During the laying of a new gas pipeline on the Rue de Douai in Roclincourt (Pas-de-Calais), workmen came across the ruins of a communication trench listed on the maps held by the general staff as the ‘Lesieur trench’. At the bottom of this trench lay the body of soldier Pierre Grenier (Private No. 1771 in the 4th Company of the 1st Battalion of the 59th Infantry Regiment.). On 24th September 1915 his unit spent the night at Arras, before being moved up to the Roclincourt sector at the far right flank of the offensive line put in place for the third battle of Artois.
Pierre Grenier passed through a communication trench to join up with his company; meanwhile, under the pressure of the German artillery fire, the walls of the trench collapsed and buried him. The records for 25th September 1915 shows that the 4th Company recorded 10 men killed, 52 wounded and 4 missing in action. On 11th April 1921 Grenier was officially declared to have “died for his country” by the court at Tournon.
Private Grenier was carrying a light haversack containing a tent, a gas mask and two days’ rations.

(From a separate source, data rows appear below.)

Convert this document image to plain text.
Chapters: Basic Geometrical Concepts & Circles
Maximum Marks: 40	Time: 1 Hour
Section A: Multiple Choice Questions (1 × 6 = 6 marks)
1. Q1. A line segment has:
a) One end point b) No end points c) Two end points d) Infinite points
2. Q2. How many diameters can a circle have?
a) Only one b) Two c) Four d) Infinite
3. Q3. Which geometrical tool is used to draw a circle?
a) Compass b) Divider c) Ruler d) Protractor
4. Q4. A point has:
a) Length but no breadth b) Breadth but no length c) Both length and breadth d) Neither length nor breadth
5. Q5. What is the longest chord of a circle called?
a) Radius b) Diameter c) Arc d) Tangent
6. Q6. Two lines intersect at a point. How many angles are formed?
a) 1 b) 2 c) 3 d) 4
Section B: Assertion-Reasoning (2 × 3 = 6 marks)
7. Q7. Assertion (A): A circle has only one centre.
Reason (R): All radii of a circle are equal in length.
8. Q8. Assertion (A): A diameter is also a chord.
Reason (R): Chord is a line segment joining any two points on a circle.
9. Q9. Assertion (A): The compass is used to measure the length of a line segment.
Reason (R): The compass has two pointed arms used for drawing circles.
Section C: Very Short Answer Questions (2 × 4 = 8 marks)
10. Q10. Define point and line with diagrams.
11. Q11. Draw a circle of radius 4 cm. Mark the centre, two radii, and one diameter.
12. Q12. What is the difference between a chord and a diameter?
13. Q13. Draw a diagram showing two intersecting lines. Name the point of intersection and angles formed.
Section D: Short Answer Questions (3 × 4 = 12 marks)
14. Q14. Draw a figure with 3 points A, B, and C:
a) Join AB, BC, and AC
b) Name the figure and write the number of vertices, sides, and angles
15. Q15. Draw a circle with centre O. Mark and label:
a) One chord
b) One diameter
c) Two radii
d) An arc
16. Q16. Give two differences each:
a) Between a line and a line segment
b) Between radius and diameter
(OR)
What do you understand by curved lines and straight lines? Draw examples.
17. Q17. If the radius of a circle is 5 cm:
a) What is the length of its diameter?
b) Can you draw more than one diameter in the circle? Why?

He was also carrying his personal documents, including photographs of his family, a pencil, his wallet (which contained his gold wedding band) and a handful of coins of which the most recent was a gold ten Franc piece from 1911. Among his personal effects were also found a puzzle in the form of a boat, two aluminium rings and one (unfinished) copper ring, a pocket watch, a pipe and lighter, a penknife, a bronze cross and a small prayer book.